The problem is not just in the model. When Jefferson and his colleagues were writing the Constitution of the United States, which, during 200 years of its existence, has had only a few amendments, they clearly determined the limits of each branch of power and the limits of the federal government's authority over the states. But the Constitution is effective there because tens of millions of Americans are ready to defend it and know exactly what they are defending.

It is important to choose a good model, but it will not take root until the vicious “vertical of power” is destroyed.

Russia has to understand that the country's true unity is not provided by internal troops or the FSB (KGB, NKVD, Cheka), but by the truly voluntary consent of its population to live together with respect for all the country's parts and society's layers. It also has to realize that the dissolution of the Soviet Union was brought on by the absence of such consent and respect, which none of Russia’s rulers has sought; Moscow has ruled without such consent and respect—and in Moscow, the Kremlin rules. It is important to choose a good model, but it will not take root until the vicious “vertical of power” is destroyed. Seeing the absurdity of relations with the North Caucasus, people shout: "Stop feeding the Caucasus!" when they should be offered a choice: "We either feed the Caucasus at a loss (and in this case the reasons for doing so should be given) or we let the Caucasus go and feed itself!"

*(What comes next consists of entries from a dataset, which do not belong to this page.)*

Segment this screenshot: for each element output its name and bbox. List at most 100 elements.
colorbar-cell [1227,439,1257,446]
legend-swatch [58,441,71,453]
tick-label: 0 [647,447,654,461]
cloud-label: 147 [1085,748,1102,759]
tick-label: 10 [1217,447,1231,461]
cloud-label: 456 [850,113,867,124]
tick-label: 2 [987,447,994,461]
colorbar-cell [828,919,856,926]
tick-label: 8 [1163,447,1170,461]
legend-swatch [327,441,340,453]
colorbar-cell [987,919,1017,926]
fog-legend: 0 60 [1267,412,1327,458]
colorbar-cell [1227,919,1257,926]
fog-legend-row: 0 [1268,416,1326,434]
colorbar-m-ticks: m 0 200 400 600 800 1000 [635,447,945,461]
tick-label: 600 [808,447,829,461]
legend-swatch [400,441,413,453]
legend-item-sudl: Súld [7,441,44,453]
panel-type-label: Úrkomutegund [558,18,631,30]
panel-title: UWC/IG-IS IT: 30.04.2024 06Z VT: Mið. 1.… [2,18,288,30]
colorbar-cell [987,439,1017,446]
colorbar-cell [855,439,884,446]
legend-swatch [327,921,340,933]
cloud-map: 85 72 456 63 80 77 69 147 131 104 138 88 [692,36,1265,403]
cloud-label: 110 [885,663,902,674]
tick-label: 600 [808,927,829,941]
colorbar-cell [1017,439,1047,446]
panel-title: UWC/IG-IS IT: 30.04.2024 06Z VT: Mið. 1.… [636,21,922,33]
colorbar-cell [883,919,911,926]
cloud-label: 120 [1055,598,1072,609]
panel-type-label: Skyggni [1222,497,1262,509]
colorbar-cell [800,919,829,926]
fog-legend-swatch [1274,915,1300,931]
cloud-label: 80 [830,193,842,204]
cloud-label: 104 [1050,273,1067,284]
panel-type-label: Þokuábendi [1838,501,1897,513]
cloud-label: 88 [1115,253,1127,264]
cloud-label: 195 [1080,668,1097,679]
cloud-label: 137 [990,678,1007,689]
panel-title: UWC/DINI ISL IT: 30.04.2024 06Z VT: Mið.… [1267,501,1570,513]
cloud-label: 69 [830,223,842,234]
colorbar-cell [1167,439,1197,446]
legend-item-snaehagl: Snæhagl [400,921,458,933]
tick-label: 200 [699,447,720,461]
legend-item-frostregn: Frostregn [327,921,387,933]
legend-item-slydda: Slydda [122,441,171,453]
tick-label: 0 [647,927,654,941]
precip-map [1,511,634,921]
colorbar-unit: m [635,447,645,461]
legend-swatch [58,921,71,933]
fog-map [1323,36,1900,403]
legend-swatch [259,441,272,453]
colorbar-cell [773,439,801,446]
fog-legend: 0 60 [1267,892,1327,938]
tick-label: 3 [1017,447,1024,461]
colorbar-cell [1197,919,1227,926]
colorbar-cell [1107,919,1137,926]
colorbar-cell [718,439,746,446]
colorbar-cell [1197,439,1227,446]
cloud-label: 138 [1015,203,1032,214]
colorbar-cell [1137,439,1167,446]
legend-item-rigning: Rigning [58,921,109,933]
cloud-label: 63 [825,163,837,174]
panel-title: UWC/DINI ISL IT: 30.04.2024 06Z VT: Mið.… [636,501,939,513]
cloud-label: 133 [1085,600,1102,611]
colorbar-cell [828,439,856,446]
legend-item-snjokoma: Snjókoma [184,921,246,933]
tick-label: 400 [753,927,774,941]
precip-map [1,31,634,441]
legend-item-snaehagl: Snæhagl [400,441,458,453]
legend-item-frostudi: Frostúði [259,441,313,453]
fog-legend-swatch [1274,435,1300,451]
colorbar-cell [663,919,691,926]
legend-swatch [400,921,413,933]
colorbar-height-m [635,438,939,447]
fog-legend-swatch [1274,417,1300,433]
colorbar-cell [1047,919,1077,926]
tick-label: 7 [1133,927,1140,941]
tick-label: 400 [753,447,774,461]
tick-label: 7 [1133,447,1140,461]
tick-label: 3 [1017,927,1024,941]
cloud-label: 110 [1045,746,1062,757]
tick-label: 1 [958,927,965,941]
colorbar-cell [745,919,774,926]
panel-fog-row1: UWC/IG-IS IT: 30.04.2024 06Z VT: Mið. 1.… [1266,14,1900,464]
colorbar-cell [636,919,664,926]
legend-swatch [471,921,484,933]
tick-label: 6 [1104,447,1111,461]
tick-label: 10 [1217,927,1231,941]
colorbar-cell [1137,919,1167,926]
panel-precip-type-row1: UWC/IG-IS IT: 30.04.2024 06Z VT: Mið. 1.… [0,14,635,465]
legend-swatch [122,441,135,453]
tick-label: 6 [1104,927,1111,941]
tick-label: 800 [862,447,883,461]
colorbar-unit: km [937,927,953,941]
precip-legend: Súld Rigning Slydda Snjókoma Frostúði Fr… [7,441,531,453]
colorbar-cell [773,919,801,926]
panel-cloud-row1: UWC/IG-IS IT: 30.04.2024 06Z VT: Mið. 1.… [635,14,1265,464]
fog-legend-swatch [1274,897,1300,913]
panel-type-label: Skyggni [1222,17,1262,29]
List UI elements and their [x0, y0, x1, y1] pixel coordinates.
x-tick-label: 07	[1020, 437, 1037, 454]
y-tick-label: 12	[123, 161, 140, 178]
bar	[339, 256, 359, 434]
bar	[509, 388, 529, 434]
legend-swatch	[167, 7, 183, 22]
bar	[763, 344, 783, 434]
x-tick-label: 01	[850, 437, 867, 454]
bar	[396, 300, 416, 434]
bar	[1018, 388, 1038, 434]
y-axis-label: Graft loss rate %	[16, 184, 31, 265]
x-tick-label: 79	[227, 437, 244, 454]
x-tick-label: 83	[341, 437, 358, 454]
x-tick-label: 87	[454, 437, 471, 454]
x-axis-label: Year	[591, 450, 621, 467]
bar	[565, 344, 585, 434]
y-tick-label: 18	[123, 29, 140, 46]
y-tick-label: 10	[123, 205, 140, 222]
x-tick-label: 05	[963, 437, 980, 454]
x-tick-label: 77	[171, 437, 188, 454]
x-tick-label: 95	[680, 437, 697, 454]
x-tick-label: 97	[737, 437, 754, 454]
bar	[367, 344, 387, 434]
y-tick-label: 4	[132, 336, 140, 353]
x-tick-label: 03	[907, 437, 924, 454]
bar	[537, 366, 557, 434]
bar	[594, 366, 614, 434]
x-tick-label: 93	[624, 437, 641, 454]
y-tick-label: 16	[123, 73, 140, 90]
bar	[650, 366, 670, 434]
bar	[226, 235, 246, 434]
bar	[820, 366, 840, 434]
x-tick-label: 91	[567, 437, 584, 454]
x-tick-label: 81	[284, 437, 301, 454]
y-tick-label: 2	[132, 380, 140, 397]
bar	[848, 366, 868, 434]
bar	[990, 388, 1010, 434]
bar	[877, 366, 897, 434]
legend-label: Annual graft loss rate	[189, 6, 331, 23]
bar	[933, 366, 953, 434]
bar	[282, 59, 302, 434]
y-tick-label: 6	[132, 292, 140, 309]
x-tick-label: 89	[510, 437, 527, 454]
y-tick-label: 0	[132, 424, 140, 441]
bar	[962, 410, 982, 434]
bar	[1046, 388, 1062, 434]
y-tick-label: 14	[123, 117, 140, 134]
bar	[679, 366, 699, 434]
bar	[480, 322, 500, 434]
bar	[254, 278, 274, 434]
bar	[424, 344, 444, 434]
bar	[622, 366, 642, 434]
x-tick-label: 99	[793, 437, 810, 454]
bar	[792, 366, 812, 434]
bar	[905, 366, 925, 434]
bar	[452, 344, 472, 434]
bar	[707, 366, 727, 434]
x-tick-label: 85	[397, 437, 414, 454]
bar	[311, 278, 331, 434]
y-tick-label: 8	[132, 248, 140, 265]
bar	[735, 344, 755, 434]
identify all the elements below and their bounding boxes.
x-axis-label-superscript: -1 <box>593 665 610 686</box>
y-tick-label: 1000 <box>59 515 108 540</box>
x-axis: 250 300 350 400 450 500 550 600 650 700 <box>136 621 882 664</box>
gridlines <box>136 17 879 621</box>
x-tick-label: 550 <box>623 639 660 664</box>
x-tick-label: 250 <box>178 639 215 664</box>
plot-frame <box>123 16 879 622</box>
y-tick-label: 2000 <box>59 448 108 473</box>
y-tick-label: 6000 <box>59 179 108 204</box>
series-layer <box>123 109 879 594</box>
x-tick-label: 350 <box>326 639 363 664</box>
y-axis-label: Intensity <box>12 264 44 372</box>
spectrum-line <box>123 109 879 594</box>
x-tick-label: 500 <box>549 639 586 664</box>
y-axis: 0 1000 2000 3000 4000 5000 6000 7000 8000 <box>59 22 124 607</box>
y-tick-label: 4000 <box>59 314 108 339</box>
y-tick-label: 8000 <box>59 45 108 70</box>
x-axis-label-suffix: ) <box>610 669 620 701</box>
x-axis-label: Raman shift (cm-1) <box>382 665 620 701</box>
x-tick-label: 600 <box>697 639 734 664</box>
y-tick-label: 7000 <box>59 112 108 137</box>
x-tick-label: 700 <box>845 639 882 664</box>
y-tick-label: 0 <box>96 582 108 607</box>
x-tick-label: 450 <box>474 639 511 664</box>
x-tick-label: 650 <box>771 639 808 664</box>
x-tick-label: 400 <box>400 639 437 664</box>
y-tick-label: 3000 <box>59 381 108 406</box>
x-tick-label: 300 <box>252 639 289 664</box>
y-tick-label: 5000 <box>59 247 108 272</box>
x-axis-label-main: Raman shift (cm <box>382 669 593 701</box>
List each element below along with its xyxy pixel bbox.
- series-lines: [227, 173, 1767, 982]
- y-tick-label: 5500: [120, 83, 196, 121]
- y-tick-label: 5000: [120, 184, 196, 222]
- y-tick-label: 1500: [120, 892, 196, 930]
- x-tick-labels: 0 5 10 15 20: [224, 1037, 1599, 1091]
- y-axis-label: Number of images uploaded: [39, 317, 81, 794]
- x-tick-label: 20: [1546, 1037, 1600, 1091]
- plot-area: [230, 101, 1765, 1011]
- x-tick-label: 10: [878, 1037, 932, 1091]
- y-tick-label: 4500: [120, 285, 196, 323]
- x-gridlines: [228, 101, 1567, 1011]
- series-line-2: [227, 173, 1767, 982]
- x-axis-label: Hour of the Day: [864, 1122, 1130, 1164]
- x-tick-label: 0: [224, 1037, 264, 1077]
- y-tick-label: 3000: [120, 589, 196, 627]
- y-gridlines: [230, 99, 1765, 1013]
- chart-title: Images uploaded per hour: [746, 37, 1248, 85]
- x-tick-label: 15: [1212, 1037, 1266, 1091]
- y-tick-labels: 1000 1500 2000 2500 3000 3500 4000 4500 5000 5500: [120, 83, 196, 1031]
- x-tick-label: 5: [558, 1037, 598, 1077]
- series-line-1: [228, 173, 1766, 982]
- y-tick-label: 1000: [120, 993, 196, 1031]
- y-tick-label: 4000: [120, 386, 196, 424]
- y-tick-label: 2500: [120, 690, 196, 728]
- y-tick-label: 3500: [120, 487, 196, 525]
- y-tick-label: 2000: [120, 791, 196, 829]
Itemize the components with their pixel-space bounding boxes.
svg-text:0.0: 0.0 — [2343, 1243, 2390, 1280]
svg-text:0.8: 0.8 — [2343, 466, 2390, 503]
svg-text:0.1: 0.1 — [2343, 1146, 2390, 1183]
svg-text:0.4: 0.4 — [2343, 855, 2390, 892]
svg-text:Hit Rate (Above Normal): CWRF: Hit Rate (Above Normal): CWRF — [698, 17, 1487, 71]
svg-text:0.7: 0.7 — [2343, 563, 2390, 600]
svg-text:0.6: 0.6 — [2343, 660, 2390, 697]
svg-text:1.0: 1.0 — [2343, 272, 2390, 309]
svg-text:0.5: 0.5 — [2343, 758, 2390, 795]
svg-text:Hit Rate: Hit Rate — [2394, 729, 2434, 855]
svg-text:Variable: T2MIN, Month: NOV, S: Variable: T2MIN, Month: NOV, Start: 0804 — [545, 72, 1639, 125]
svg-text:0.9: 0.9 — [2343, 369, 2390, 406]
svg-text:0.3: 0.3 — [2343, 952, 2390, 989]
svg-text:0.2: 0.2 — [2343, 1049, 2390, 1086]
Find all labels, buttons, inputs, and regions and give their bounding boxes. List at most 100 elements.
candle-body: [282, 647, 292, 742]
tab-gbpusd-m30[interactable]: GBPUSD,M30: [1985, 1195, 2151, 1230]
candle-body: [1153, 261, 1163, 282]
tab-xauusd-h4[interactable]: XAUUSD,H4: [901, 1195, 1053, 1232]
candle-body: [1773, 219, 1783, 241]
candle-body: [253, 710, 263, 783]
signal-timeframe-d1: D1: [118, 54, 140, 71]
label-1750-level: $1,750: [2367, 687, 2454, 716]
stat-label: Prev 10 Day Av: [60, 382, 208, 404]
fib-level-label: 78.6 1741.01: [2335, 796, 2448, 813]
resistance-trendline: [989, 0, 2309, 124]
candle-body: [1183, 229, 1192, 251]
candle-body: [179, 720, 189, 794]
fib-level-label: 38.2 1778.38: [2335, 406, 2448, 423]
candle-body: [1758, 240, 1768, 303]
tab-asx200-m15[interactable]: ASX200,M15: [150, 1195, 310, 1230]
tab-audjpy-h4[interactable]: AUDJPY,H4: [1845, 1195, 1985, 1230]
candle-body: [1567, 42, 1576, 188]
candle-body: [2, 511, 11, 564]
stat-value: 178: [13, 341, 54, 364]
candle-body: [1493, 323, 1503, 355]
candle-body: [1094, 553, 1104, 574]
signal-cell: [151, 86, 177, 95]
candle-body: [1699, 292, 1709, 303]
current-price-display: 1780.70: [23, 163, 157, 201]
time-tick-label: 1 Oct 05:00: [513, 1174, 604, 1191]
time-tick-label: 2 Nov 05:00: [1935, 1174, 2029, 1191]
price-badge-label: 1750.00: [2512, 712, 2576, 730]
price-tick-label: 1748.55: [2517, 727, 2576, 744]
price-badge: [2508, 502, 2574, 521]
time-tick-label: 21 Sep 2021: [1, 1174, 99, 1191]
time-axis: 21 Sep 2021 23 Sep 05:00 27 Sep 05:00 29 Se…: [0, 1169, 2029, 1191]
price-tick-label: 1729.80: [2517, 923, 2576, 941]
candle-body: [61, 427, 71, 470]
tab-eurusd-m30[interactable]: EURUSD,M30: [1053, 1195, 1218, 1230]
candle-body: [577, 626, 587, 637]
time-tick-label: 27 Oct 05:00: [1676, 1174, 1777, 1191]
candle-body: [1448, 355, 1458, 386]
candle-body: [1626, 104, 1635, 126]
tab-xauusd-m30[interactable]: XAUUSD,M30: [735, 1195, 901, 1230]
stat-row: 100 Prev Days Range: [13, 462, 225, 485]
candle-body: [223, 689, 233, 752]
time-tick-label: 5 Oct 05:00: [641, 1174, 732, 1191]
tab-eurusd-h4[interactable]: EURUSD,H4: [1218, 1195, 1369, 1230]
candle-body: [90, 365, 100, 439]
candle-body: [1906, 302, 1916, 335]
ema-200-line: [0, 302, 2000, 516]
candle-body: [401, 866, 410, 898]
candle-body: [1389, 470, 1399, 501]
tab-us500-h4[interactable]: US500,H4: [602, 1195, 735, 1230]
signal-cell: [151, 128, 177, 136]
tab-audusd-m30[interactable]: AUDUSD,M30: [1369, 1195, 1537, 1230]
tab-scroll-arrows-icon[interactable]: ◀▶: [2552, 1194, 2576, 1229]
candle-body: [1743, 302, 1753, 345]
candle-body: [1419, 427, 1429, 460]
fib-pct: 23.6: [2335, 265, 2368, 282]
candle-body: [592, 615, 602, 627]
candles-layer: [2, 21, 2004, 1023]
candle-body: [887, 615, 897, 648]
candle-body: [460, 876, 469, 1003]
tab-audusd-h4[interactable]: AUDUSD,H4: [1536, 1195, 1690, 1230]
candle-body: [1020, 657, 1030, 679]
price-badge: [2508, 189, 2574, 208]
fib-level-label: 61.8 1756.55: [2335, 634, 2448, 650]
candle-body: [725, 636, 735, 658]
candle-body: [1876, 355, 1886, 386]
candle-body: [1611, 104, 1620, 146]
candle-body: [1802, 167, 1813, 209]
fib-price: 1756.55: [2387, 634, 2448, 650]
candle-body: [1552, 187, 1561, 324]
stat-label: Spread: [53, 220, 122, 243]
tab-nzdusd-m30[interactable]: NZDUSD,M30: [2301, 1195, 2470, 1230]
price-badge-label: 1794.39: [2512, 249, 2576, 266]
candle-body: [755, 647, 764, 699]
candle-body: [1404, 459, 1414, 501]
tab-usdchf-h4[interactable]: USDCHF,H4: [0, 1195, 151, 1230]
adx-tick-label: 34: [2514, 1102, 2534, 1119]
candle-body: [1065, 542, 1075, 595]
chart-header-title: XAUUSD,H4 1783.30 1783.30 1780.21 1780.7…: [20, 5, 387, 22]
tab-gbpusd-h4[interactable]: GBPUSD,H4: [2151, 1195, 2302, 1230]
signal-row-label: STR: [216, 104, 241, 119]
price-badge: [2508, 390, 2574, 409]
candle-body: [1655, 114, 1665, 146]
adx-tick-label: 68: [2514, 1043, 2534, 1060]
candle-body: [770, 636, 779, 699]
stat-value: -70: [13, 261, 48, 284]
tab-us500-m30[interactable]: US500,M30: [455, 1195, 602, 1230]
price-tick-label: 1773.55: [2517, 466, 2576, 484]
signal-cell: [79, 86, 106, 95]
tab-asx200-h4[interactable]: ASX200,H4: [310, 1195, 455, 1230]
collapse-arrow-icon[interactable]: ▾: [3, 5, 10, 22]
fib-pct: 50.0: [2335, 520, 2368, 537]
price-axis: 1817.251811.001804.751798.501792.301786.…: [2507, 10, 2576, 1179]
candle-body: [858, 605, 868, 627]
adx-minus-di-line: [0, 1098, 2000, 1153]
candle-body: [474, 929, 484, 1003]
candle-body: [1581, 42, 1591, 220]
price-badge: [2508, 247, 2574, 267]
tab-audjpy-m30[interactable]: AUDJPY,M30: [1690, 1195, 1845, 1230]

Autocracy is dangerous not only because of its despotism, but also because even though it sees everything from above, it distorts and sometimes hushes up real problems that exist in the country and among its people. The main task for Russia is to stop and look at itself objectively, not as the leading power of a non-religious faith, Leninism; not as the leading power of a religious faith, Orthodoxy. It has to realize the limited nature of its strengths and the necessity to use them wisely. It must do this, above all, in order to save its own population, so that in Russia living conditions are not worse, and life expectancy is not shorter, than in civilized countries, and so that the voice of the people and its initiatives are not suppressed. Then the potential that our country possesses, its widely acknowledged scientific and cultural achievements, will do Russia good and help it live sensibly. In that way and without having it as its aim, our country will become part of the civilized world. As it was under Yaroslav the Wise.